One of my biggest inspirations was [Ralph Waldo] Emerson’s essay, “Self-Reliance.” He opens it up by talking about the nature of art; he says, “I read the other day some verses written by an eminent painter which were original and not conventional. The soul always hears an admonition in such lines, let the subject be what it may.” And I’ve always loved this line more than anything because it shows me when you’re speaking, when you’re doing something passionately, holistically, like when every part of you mentally, physically, spiritual, is in alignment with what you’re creating, it really doesn’t matter what it is. We’re talking about this from the perspective of good writing in today’s era-it doesn’t matter if it’s good writing in a TikTok video or if it’s good writing in a New York Times piece; it doesn’t matter. If it’s compelling and follows the rules of narrative laid out by Aristotle thousands of years ago, it’s all good. It’s all gravy.

A significant portion of the creative process, including writing, involves unseen work. What was it like to craft a world for collectors to engage with and for the Apes to inhabit?

Usually, people only saw a very small presentation of something which had been worked on to an insane degree, by a lot of brilliant people. It was just a paragraph here, a few lines there, some teaser art, there wasn’t some grand story you could go read, you just got pieces of it. Bored Apes were more like a tone than a story. The art style had a tone, the language we used had a tone. When I talk about “narrative” I don’t mean fiction.
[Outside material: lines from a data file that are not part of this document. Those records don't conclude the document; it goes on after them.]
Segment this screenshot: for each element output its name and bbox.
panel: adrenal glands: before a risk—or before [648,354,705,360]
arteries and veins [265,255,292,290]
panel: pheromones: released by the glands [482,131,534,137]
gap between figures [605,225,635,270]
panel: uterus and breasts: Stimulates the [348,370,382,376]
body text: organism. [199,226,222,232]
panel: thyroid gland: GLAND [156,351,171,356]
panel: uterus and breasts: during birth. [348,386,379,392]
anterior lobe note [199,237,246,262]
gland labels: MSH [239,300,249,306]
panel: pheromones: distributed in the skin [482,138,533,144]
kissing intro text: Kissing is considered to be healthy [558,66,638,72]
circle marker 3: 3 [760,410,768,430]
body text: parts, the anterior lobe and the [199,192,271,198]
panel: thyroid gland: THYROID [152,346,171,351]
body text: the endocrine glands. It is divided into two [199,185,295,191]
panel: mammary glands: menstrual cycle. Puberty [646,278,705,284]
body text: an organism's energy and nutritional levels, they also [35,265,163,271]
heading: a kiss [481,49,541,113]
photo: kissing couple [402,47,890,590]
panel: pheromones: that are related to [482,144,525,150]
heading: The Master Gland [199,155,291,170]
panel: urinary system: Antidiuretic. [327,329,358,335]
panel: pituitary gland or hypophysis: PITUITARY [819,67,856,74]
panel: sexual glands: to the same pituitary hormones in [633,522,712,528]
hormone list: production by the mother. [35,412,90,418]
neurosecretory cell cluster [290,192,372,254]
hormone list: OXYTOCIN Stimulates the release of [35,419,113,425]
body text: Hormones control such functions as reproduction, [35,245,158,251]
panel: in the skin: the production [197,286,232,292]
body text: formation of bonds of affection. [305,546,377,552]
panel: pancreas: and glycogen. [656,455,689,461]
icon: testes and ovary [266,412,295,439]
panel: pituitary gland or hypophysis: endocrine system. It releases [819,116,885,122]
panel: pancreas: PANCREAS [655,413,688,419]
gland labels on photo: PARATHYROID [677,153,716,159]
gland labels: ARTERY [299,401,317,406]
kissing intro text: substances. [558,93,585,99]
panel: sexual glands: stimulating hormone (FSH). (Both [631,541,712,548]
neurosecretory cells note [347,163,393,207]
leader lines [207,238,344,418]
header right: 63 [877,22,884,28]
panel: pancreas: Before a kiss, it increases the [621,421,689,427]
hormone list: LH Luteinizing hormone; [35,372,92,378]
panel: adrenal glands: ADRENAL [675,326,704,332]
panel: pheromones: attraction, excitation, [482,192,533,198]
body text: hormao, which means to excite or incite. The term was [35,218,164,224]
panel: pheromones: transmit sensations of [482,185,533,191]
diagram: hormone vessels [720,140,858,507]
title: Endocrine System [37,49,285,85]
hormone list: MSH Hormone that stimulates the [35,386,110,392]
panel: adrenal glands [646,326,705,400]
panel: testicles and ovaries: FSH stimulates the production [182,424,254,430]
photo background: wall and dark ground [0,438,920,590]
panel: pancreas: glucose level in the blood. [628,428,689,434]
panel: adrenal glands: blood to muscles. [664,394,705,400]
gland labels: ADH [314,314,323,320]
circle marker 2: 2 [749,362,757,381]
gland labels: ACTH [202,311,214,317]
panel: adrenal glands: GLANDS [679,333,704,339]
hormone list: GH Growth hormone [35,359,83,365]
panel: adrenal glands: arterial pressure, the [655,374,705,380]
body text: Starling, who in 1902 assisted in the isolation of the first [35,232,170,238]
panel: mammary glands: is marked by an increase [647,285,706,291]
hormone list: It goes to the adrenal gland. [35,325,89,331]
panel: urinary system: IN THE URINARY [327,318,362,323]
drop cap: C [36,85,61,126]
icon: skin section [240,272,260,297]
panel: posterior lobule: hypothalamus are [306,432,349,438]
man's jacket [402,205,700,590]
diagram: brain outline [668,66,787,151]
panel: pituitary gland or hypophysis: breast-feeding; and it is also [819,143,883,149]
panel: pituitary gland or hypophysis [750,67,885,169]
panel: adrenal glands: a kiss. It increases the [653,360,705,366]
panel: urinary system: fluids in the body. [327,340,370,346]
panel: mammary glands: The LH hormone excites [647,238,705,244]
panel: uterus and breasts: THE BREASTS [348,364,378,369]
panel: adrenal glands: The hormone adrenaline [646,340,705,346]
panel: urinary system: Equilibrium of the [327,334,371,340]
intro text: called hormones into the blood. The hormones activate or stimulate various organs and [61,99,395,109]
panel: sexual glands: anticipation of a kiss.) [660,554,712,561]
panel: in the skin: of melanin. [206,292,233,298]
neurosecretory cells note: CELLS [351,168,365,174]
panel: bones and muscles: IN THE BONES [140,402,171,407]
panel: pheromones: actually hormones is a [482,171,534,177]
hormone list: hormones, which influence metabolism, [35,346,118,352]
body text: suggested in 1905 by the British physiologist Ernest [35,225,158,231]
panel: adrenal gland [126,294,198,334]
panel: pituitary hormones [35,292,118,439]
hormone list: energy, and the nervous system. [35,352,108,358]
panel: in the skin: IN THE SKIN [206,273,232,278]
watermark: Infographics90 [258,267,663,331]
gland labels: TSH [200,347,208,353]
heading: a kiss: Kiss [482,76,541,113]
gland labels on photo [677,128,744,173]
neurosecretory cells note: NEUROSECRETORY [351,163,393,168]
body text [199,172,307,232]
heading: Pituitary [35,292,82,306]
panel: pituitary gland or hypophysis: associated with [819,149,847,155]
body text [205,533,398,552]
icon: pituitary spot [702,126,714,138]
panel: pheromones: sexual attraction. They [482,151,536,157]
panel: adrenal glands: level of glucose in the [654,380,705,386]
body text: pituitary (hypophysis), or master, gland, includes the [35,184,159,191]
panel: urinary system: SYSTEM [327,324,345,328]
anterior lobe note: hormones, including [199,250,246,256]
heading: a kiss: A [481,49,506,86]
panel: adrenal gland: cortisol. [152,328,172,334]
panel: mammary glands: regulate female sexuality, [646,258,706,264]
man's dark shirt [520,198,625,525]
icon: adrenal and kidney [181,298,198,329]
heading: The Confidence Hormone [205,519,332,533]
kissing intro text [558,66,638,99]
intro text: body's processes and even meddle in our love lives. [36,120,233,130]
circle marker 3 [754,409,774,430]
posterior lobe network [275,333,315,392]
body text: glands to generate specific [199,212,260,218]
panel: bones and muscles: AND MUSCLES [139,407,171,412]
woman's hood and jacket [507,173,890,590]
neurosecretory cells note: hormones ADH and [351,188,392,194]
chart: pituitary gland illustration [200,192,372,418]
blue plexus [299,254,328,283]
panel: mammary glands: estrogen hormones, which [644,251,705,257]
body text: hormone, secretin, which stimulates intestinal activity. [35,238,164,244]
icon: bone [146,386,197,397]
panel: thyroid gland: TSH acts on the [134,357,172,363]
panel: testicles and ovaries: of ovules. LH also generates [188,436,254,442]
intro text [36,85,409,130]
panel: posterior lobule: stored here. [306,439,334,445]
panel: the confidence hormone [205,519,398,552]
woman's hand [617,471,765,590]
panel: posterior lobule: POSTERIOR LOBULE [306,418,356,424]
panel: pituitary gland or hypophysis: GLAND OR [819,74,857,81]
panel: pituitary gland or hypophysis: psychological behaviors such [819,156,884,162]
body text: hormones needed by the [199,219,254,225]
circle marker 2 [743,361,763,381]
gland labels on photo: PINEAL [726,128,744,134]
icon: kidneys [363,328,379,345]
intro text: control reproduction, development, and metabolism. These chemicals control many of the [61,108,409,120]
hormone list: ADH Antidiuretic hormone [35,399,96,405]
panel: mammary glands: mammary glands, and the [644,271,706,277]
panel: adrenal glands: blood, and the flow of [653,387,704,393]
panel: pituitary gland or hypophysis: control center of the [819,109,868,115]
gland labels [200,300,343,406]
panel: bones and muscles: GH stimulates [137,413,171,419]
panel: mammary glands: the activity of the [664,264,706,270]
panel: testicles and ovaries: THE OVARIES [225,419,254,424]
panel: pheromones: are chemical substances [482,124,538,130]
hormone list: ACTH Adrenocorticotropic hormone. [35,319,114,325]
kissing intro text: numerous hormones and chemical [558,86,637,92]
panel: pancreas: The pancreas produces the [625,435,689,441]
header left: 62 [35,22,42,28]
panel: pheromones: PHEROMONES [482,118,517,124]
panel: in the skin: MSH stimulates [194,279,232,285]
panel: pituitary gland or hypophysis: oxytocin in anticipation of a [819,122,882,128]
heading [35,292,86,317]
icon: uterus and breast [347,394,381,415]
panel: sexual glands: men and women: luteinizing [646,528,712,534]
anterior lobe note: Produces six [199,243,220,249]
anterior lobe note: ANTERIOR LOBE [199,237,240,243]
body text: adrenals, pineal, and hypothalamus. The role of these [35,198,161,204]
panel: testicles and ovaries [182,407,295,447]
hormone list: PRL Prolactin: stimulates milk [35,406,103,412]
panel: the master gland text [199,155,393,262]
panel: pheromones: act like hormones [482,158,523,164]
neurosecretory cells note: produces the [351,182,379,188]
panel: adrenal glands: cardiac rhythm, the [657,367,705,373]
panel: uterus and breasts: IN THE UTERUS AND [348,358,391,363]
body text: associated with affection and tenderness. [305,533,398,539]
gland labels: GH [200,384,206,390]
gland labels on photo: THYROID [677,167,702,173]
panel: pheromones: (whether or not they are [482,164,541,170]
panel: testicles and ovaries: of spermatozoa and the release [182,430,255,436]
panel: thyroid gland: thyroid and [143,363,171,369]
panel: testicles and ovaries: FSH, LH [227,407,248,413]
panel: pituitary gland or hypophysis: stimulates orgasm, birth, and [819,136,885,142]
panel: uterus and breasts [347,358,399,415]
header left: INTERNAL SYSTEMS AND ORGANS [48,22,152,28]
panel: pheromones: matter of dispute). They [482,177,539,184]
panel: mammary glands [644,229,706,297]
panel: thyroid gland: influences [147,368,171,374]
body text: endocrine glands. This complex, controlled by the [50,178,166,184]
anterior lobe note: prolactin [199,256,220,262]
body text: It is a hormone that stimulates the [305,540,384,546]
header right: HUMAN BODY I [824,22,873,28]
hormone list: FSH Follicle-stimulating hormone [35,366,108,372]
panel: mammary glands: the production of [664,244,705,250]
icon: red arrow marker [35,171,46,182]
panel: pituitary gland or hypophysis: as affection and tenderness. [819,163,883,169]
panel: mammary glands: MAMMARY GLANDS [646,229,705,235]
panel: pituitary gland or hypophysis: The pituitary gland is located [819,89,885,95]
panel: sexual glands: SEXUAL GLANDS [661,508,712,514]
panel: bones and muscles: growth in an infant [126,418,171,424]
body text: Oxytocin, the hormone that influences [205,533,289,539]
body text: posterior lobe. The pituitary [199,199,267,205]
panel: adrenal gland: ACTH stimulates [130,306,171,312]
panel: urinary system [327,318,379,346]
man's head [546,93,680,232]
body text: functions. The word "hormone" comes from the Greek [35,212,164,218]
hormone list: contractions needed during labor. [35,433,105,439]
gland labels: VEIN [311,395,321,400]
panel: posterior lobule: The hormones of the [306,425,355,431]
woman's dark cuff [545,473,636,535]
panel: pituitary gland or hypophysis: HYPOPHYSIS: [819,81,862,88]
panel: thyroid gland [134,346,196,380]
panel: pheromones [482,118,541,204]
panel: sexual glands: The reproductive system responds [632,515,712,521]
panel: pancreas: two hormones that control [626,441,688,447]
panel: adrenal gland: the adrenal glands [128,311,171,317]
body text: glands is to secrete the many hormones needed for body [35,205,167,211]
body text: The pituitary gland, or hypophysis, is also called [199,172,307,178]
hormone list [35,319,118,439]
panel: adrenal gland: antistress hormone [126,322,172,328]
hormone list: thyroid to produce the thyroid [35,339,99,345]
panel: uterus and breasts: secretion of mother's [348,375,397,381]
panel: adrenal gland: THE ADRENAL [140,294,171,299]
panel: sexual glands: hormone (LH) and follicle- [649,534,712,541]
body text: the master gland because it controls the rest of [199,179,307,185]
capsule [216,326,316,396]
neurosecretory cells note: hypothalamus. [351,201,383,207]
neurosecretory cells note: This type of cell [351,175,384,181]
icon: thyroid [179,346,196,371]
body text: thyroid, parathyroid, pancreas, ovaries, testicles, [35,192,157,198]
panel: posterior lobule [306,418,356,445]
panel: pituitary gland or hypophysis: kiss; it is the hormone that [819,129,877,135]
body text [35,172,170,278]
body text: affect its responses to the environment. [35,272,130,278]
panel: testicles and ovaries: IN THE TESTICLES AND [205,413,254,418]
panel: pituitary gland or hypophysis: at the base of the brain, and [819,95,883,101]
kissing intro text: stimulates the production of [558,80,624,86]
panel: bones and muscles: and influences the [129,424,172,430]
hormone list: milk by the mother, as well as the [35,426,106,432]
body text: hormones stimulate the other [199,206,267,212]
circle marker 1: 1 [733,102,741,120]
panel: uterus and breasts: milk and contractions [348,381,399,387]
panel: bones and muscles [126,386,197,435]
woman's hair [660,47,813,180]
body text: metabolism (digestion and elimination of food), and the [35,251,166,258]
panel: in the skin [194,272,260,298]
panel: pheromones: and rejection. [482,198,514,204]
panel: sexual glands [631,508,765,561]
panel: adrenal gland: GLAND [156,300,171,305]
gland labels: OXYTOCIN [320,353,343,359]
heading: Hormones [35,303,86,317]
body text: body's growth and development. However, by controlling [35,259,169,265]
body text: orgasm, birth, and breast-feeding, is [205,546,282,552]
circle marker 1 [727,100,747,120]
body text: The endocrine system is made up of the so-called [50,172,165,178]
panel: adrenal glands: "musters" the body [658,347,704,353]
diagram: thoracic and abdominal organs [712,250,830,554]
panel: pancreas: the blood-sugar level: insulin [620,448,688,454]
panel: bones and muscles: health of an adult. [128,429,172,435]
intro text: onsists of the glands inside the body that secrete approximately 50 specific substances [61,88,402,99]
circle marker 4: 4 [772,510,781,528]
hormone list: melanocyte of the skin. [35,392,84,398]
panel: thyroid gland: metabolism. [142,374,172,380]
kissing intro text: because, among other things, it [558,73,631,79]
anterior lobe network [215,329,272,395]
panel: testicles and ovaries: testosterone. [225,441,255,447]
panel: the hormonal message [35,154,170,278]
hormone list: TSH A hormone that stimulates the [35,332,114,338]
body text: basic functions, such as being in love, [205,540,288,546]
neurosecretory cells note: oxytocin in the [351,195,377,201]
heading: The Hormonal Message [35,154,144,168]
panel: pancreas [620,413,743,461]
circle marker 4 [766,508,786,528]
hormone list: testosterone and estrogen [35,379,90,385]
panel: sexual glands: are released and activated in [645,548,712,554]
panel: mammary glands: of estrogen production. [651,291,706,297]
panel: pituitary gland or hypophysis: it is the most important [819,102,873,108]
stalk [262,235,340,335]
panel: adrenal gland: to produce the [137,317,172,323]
The whole story about Bored Apes was a single paragraph on the website. Clearly, that wasn’t what mattered most. Even the infamous tweet of “Fuck it. Mutants Saturday” when we launched the Mutant Ape Yacht Club: That might have felt like an impulsive move, but it was actually carefully thought through. That’s a very small thing, right? It’s almost like the smallest degen poem ever. But underneath that, was a lot of work. That was the real narrative, all this serious work that was going on behind the scenes but with an outward facing sense of irreverence about it all.